No one should ever head into the wilderness without a knife. In fact, you should have two knives; one in your pocket and one in your pack, as a back-up.
Anyone who has spent time outdoors knows that having a dependable knife is part of the bare minimum loadout that a hiker should carry.
If all you have is a knife, you can start a fire, build a shelter, and form basic weapons for hunting.
Without a knife, you will find a million moments in the wild where you will say, “This would be a lot easier with a knife.”
Which knife should you carry?
In selecting a knife some of the decision comes down to personal preference. The shape of the blade and features, smooth or serrated for example, also play a role.
The appearance of the knife is also important because, as the saying goes, “Always look cool. Never get lost. And if you get lost, look cool.”

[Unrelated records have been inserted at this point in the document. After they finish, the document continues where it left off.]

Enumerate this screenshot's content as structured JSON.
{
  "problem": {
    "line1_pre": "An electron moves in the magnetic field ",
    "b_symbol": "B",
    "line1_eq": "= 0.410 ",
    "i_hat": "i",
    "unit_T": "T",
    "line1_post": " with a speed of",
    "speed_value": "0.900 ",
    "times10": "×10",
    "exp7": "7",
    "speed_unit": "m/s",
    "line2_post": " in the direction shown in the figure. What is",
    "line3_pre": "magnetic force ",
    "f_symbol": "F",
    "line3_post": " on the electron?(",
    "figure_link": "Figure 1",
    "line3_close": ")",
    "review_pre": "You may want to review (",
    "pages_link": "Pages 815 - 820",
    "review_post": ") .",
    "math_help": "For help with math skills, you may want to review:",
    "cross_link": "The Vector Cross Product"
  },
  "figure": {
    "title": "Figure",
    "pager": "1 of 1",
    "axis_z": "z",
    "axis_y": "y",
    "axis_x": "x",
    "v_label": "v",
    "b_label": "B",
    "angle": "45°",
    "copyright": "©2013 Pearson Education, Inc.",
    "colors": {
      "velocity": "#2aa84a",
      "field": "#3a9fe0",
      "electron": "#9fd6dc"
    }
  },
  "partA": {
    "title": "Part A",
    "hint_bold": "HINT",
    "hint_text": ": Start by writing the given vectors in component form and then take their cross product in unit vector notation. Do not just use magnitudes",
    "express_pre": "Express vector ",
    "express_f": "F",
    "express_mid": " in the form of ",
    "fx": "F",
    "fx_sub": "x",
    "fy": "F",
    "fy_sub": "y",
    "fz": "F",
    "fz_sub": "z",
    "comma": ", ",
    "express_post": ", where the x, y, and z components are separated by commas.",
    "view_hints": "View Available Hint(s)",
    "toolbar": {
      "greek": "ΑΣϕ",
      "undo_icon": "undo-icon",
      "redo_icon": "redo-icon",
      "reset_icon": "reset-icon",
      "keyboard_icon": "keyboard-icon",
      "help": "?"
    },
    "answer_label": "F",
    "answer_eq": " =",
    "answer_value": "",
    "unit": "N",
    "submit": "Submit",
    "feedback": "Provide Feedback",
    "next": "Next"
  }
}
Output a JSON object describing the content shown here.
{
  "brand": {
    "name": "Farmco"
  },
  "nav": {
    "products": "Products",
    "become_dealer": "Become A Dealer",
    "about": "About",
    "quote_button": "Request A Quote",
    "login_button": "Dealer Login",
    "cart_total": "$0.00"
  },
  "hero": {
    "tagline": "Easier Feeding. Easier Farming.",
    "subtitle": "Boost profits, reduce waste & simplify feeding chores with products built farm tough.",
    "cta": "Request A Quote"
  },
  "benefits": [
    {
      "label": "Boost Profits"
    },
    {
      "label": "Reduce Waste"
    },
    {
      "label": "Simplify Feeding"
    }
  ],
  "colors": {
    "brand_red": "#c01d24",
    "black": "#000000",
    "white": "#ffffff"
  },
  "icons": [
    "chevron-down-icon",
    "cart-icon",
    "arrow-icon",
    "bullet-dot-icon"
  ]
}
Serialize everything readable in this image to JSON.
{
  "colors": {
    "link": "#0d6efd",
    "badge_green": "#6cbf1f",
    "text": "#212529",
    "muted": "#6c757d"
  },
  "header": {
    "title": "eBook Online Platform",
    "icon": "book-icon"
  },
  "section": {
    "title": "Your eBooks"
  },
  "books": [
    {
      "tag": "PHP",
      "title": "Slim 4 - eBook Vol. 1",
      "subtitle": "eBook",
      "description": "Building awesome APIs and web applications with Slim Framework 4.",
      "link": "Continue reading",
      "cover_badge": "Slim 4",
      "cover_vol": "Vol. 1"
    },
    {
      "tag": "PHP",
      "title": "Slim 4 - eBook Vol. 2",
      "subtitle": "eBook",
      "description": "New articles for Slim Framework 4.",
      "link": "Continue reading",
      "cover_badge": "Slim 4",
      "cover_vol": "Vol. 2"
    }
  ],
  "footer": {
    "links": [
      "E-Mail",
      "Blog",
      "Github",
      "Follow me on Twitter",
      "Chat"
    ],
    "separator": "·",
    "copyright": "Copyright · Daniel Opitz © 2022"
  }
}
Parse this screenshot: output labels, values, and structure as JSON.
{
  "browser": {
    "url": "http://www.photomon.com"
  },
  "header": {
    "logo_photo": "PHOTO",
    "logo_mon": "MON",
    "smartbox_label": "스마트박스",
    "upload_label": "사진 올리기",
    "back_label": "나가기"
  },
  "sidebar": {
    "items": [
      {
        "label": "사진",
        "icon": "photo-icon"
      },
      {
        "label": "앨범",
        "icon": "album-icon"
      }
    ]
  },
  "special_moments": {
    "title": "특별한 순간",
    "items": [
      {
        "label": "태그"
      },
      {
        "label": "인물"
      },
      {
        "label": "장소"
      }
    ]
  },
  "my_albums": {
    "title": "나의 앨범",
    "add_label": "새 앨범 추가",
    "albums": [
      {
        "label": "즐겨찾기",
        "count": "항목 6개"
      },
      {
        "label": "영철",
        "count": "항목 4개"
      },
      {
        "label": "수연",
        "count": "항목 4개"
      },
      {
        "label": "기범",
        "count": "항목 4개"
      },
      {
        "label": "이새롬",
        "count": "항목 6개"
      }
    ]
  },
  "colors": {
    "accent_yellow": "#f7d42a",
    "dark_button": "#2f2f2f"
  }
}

In general, when choosing a knife for outdoorsmanship you want a knife that is strong and trustworthy.
Let’s rule out some of the types of knives you don’t need to carry.
Carrying a dagger is generally not practical, unless ending up in a renaissance fair is part of your survival plan.
Or maybe you plan on going toe-to-toe with bargain brand Jack Sparrow, and you need to lug around that pig-sticker of yours?
For camping and hiking it is not useful to carry too large of a knife. You will find simple tasks like cutting rope, gutting fish, and starting a fire easier with a medium to small knife.
Let’s take a look at some sound knife options.
The tanto style blade is angular and was originally designed for puncturing armor (which may come in useful if you end up at a renaissance fair without your dagger)
A knife with a gently curving blade is the most versatile knife, which make it one of the most popular styles of pocket knife in the United States.
Sometimes you want a knife with special features such as a serrated edge, bottle-opener, or harness clip.